I do think it’s here to stay in a way it never was before, but at the same time I think this massive surge will simmer a bit sometime in the near future. It happens with all genres that blow up really. Hair Metal blew up and then simmered, then Grunge did it, then Nu Metal, then Pop Punk, then Screamo, etc. They all blew up and then died down, but none of them disappeared completely. Anything that surges fully into the forefront will eventually retract on itself a bit once the general public moves onto the next big thing, and when that happens the scene autocorrects itself and settles at a happy healthy medium. Gangsta Rap may not be as big as it once was, but it definitely still exists, is still popular, and still generates money for the artists that make it.
4. Everyone knows about Daft Punk, David Guetta, Tiesto, etc. What are some up and coming EDM DJs that are doing interesting things?
The most interesting artists in my opinion today are the ones who strive to do something different and unique to themselves. So much of what is being released today sounds the same or is very derivative of something else, and I think that is a huge shame. Many producers these days are just making what they think will gain them success, they’re not striving to pioneer and blaze new trails.
The original mega-stars of electronic music (Daft Punk, Fatboy Slim, Prodigy, Underworld, Chemical Brothers, Orbital, etc) attained the status they did because they each did something completely their own. That being said, there are producers and groups out there that are absolutely doing unique and interesting things. Skrillex is absolutely one. Bag on him all you want, but the guy can produce and created something amazing and new when he first popped up in the scene. He’s not copying anyone, but now tons of people copy him.
Others I’m really attached to are The M Machine, Boys Noize, Duke Dumont, Eric Prydz/Pryda/Cirez D, and live electronic acts like The Presets, Hot Natured, Azari & III, Disclosure etc.
5. As opposed to traditional artists, I feel EDM artists make money in untraditional ways. Can you break down the payment structure for EDM artists?

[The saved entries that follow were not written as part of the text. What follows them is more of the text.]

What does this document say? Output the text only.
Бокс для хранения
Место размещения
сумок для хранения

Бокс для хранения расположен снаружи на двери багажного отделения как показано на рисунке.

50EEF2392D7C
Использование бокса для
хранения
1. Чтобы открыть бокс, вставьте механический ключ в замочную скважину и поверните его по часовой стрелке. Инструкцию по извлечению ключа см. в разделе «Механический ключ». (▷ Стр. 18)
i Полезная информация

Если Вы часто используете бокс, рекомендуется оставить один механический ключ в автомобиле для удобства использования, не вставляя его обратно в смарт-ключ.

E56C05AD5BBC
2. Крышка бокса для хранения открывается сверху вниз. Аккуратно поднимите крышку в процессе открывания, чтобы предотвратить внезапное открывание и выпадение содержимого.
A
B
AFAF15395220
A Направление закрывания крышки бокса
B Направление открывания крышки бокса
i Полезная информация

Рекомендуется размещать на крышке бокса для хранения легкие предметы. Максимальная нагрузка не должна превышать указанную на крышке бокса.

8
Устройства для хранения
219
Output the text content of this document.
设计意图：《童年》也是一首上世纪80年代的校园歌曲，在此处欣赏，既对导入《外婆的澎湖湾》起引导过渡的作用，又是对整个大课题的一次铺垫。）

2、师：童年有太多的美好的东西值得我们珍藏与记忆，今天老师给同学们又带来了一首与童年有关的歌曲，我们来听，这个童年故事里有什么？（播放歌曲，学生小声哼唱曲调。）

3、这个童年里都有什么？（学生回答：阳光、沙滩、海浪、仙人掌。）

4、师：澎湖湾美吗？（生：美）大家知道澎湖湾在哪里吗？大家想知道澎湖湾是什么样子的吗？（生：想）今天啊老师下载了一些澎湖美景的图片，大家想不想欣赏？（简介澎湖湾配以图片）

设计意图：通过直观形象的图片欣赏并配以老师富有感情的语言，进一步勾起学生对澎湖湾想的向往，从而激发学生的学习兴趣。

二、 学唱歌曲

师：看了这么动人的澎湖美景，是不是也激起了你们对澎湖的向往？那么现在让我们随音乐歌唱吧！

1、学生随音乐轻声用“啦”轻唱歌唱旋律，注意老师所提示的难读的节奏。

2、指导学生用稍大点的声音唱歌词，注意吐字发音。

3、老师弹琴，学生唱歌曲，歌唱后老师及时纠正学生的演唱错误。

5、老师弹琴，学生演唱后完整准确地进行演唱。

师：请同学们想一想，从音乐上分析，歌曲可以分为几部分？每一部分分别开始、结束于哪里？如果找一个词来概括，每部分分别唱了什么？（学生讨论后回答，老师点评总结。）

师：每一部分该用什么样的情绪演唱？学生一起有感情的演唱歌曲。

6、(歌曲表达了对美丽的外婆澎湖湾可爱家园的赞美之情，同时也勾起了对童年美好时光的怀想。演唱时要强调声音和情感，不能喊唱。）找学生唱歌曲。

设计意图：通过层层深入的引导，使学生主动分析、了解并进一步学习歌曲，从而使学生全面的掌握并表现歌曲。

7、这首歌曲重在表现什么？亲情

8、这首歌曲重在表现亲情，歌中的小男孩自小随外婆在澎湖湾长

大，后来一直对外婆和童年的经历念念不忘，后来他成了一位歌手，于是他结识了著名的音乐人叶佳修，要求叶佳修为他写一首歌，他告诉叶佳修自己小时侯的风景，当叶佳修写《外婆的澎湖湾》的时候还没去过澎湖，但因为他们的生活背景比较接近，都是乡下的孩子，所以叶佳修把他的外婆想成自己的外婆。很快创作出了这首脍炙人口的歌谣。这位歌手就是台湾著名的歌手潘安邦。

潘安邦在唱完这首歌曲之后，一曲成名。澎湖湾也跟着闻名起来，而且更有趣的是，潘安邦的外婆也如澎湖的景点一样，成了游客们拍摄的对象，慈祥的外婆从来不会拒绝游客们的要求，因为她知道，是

I’m not sure I’d say it’s untraditional, it’s more reflective of the changes the music industry is undergoing as a whole. No one really buys CD’s or full albums anymore, so that can’t be relied on as an income source. Sure your Tiesto’s, Deadmau5’s, Avicii’s and whatnot, they make a good amount of money by selling their music. But that is not the norm. A semi-big artist could sell 10,000 copies of a record and not really see much off of that after the distributors and label take their cut. This is true for must musicians these days though, not just DJ/producers. The real money these days is in touring obviously, and merchandise can be lucrative if you’re marketed that way and people want to wear your face or symbol.
The one other method I see DJ/Producers employing to make more money is the utilizing of their own indie labels. Big labels often take 80% of the profits left over after the distributor takes their 50%, so the artist is left with 20% of 50%, which is only 10% – pretty lame right? So more and more artists are creating their own labels, so after the distributor takes its share, the artist is left with a lot more money because the label he’s paying is his own. Of course there are label costs and overhead, but even with that taken out, you still are left with more if your song is a hit, than you would be if that hit was released on a major label under a traditional label deal.